After college, with the start of the Korean War, Barney enlisted in the Army and enrolled in the Army Language School in Monterey, California, where he learned Russian and sang in a Russian chorus. He picked up the language easily and began reading Russian-language chess books and developed a lifelong devotion to the work of Pushkin and Chekhov. He was then sent to Hawaii, where he was employed intercepting and translating Soviet cables. He described his time in Hawaii as the dullest years of his life: “like being trapped in a suburb,” where he could not get the New York Times.
After his discharge he followed a friend to Washington, DC, where he worked for the Census Bureau’s Foreign Manpower Research Office studying the Soviet economy. After a few years he enrolled in graduate school in economics at Harvard, where he received his Ph.D. in 1964. He spent a year teaching at the University of Wisconsin-Madison, then began his 34-year career teaching economics at Brandeis University in 1965. He won the Louis Dembitz Brandeis Prize for Excellence in Teaching in 1988 and the Lerman-Neubauer Prize for Excellence in Teaching in 1999. He was granted tenure and was promoted to full professor on the strength of his skill as a teacher.
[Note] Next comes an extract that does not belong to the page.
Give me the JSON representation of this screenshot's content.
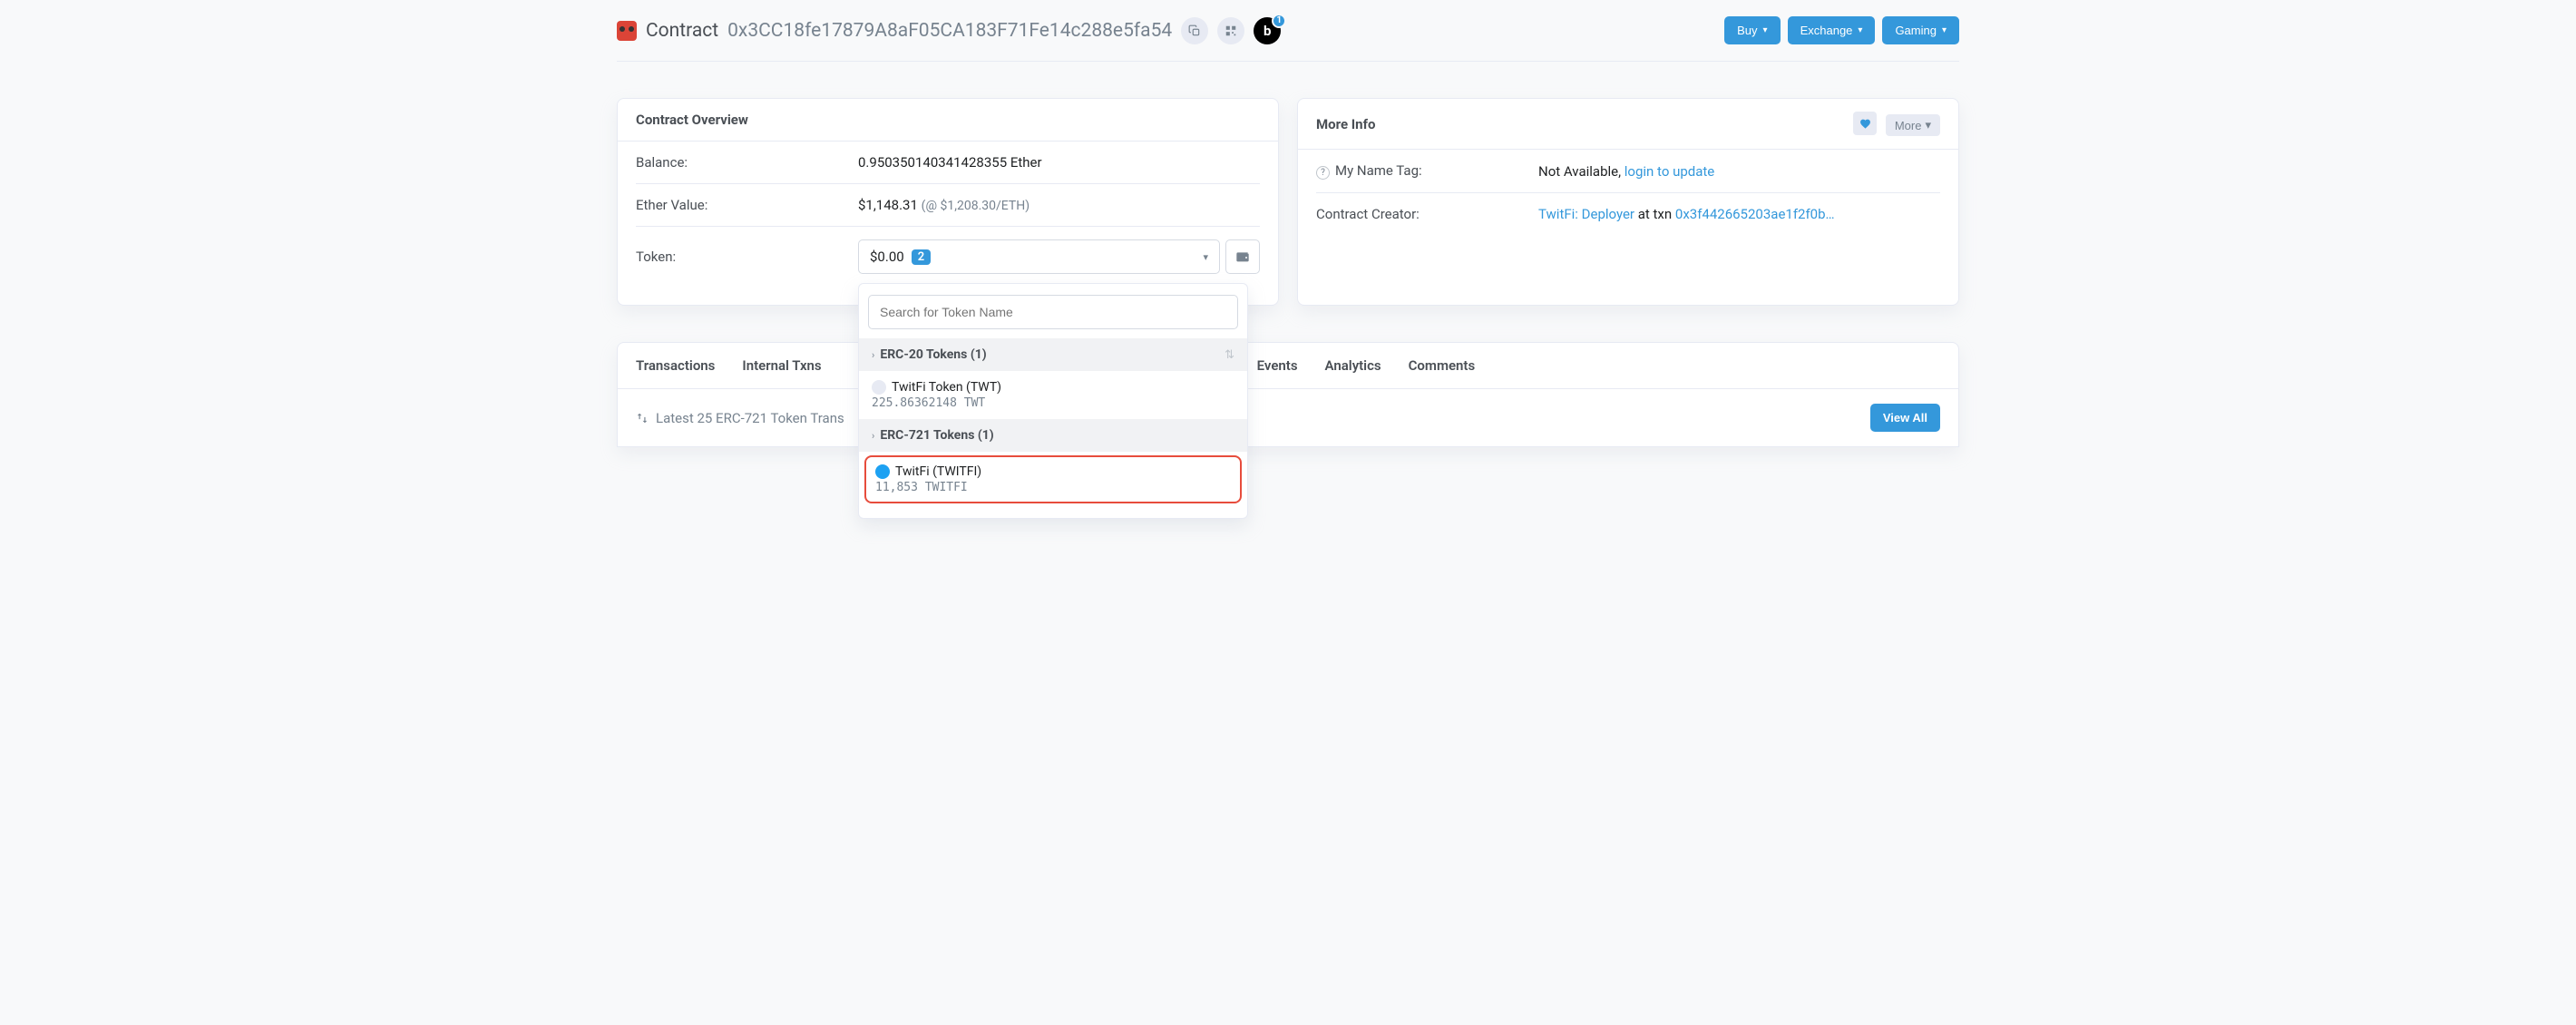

He retired from teaching in 1999, and one of his students, Larry Kanarek, established a scholarship in economics in his honor.
In the 1980s, in response to student protests, he twice chaired committees to consider the issue of divestment from companies doing business in South Africa. After extensive study, including reading a great deal of African literature, in 1982 he endorsed Reagan’s doctrine of “constructive engagement,” with the hope that American businesses could be a force for expansion of democratic values. In 1987, with a new generation of students demanding divestment, Barney led the committee that reconsidered this recommendation. By directly addressing the question of whether the situation in South Africa had improved, and considering the role of a university founded on Jewish values, Barney and the committee he led recommended that Brandeis divest, and the Board of Trustees voted in support of divestment in 1987.
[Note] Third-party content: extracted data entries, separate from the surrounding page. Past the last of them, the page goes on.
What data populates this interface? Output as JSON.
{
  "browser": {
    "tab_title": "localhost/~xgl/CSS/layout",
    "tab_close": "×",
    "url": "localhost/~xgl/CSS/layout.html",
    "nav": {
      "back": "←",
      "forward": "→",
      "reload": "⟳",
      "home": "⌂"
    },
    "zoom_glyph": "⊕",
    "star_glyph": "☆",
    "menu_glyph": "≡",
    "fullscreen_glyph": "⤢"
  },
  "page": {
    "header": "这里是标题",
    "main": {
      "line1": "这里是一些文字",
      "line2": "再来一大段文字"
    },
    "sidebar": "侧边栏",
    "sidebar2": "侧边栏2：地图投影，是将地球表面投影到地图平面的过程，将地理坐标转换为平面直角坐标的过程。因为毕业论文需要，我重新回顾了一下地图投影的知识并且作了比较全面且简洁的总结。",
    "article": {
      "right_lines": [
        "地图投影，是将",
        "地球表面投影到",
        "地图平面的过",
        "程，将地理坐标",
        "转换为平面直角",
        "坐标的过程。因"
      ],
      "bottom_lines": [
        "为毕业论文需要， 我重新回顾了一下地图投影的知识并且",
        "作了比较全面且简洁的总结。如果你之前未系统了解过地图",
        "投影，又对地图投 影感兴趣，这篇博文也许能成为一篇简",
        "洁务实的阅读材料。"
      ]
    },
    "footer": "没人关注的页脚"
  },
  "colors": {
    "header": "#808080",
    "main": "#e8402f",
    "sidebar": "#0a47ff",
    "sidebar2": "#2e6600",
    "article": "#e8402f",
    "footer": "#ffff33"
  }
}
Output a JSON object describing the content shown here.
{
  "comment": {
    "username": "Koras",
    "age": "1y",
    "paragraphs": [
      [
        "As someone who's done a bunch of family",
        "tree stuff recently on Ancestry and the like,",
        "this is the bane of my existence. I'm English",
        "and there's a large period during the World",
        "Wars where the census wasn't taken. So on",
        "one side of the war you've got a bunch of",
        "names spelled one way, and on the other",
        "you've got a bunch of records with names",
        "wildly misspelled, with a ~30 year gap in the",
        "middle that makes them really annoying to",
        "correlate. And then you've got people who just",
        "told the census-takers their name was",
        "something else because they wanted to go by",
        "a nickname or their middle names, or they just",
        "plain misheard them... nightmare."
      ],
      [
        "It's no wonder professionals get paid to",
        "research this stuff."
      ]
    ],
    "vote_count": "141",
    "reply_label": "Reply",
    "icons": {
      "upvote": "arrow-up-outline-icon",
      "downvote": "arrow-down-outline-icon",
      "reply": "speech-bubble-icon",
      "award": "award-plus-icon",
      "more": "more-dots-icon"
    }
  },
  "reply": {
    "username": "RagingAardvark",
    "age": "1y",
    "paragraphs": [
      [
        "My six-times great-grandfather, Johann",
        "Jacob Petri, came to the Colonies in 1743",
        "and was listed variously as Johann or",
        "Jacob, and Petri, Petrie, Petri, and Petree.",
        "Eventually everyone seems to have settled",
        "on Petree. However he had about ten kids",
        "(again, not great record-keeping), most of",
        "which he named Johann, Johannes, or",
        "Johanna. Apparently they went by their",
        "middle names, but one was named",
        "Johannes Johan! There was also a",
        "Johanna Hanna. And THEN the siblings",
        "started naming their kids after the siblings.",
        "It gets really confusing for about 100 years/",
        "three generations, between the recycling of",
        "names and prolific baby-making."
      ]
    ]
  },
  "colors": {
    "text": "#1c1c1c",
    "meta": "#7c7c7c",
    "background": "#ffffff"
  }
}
He had a longstanding appointment at the Harvard Russian Research Center where he continued his research on Soviet education systems and relished the weekly coffee hours with other Soviet scholars, and he maintained friendships with many Soviet emigrés. He never received a visa to conduct research in Russia, however. In 1986, he began accompanying tour groups to Russia, giving lectures on Russian history, literature, and culture (and possibly some economics). Through these efforts he was finally able to see Moscow, St. Petersburg, Kyiv, and Talinn, and he never wanted to travel anywhere else. He continued to make these trips until the late 1990s, when the former Soviet Union became too dangerous for Western tourists.
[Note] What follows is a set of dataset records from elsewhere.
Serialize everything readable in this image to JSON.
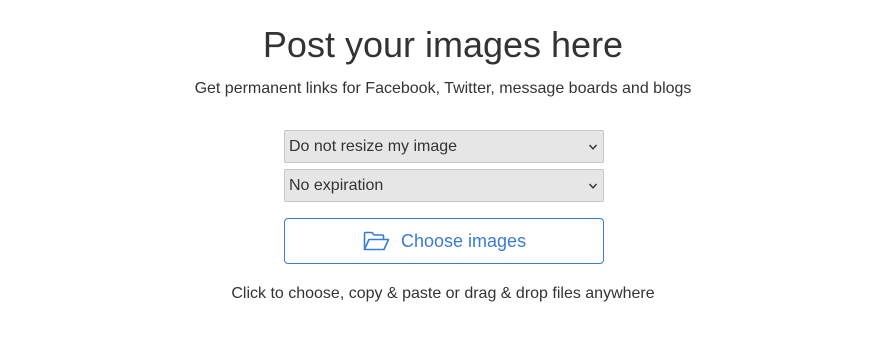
{
  "header": {
    "title": "Post your images here",
    "subtitle": "Get permanent links for Facebook, Twitter, message boards and blogs"
  },
  "options": {
    "resize": {
      "selected": "Do not resize my image"
    },
    "expiration": {
      "selected": "No expiration"
    }
  },
  "upload": {
    "button_label": "Choose images",
    "icon": "folder-open-icon",
    "hint": "Click to choose, copy & paste or drag & drop files anywhere"
  },
  "colors": {
    "accent": "#3a7bd5",
    "text": "#333333",
    "select_bg": "#e6e6e6"
  }
}
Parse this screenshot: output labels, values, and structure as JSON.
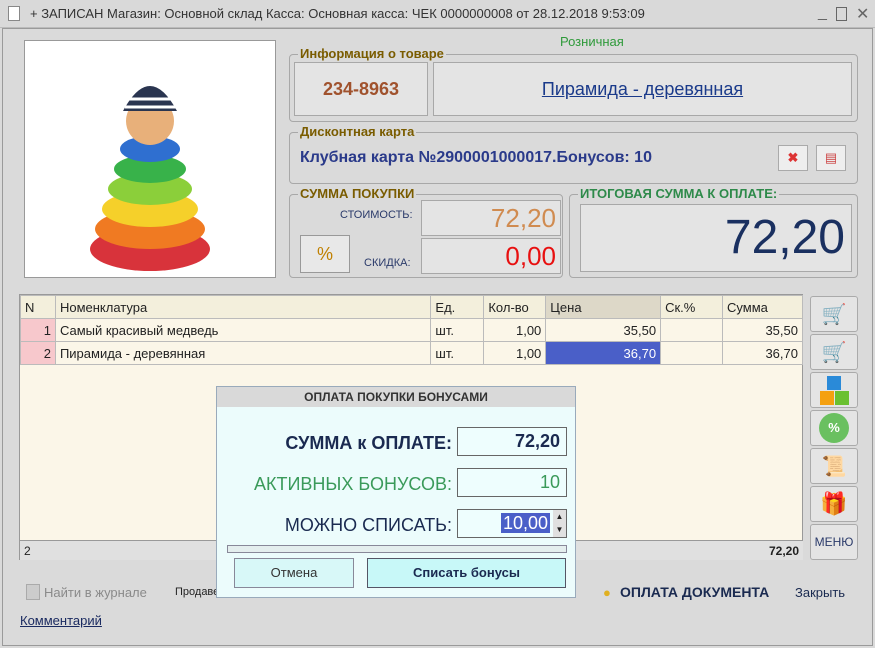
{
  "window": {
    "title": "+ ЗАПИСАН Магазин: Основной склад Касса: Основная касса: ЧЕК 0000000008 от 28.12.2018 9:53:09"
  },
  "price_type": "Розничная",
  "product_info": {
    "label": "Информация о товаре",
    "code": "234-8963",
    "name": "Пирамида - деревянная"
  },
  "discount_card": {
    "label": "Дисконтная карта",
    "text": "Клубная карта №2900001000017.Бонусов: 10"
  },
  "purchase_sum": {
    "label": "СУММА ПОКУПКИ",
    "cost_label": "СТОИМОСТЬ:",
    "cost": "72,20",
    "discount_label": "СКИДКА:",
    "discount": "0,00"
  },
  "total": {
    "label": "ИТОГОВАЯ СУММА К ОПЛАТЕ:",
    "value": "72,20"
  },
  "table": {
    "headers": [
      "N",
      "Номенклатура",
      "Ед.",
      "Кол-во",
      "Цена",
      "Ск.%",
      "Сумма"
    ],
    "rows": [
      [
        "1",
        "Самый красивый медведь",
        "шт.",
        "1,00",
        "35,50",
        "",
        "35,50"
      ],
      [
        "2",
        "Пирамида - деревянная",
        "шт.",
        "1,00",
        "36,70",
        "",
        "36,70"
      ]
    ],
    "footer": {
      "count": "2",
      "total": "72,20"
    }
  },
  "side_buttons": {
    "menu": "МЕНЮ"
  },
  "dialog": {
    "title": "ОПЛАТА ПОКУПКИ БОНУСАМИ",
    "sum_label": "СУММА к ОПЛАТЕ:",
    "sum": "72,20",
    "active_label": "АКТИВНЫХ БОНУСОВ:",
    "active": "10",
    "writeoff_label": "МОЖНО СПИСАТЬ:",
    "writeoff": "10,00",
    "cancel": "Отмена",
    "confirm": "Списать бонусы"
  },
  "bottom": {
    "find": "Найти в журнале",
    "seller": "Продавец",
    "pay": "ОПЛАТА ДОКУМЕНТА",
    "close": "Закрыть",
    "comment": "Комментарий"
  }
}
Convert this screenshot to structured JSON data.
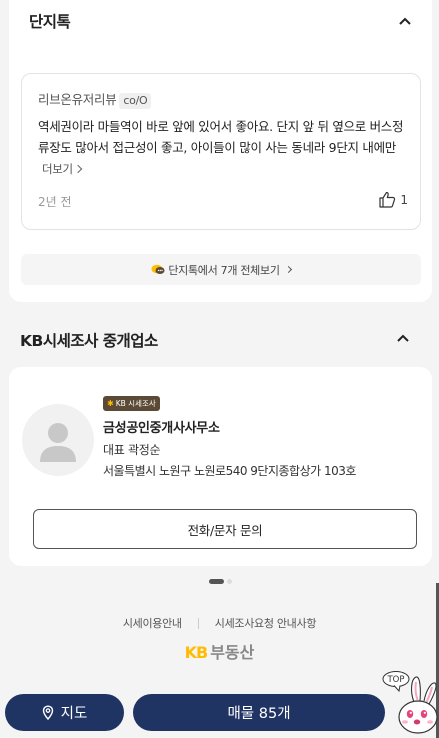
{
  "danji_talk": {
    "title": "단지톡",
    "review": {
      "reviewer": "리브온유저리뷰",
      "badge": "co/O",
      "text": "역세권이라 마들역이 바로 앞에 있어서 좋아요. 단지 앞 뒤 옆으로 버스정류장도 많아서 접근성이 좋고, 아이들이 많이 사는 동네라 9단지 내에만",
      "more_label": "더보기",
      "time": "2년 전",
      "like_count": "1"
    },
    "view_all_label": "단지톡에서 7개 전체보기"
  },
  "broker_section": {
    "title": "KB시세조사 중개업소",
    "badge": "KB 시세조사",
    "name": "금성공인중개사사무소",
    "representative": "대표 곽정순",
    "address": "서울특별시 노원구 노원로540 9단지종합상가 103호",
    "contact_label": "전화/문자 문의"
  },
  "pagination": {
    "current": 1,
    "total": 2
  },
  "footer": {
    "link1": "시세이용안내",
    "link2": "시세조사요청 안내사항",
    "logo_kb": "KB",
    "logo_text": "부동산"
  },
  "bottom_bar": {
    "map_label": "지도",
    "listing_label": "매물 85개",
    "top_label": "TOP"
  },
  "colors": {
    "navy": "#203464",
    "kb_yellow": "#ffbc00",
    "badge_brown": "#5b4a35"
  }
}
In 2009, he and his wife Adelle moved to Brunswick to be closer to his daughter Renee and her children. Adelle passed away from Alzheimer’s disease in 2011 and he continued to live in an independent living community, where he was known to hold forth on a multitude of topics in the dining room. As his parkinsonism progressed, he eventually moved to assisted living and memory care. The staff in Midcoast Senior Health cherished him for his kindness and wit, and they note that he corrected their grammar until his last days. He is survived by his daughter Renee, son-in-law John Anton, and granddaughters Claire and Leah Anton.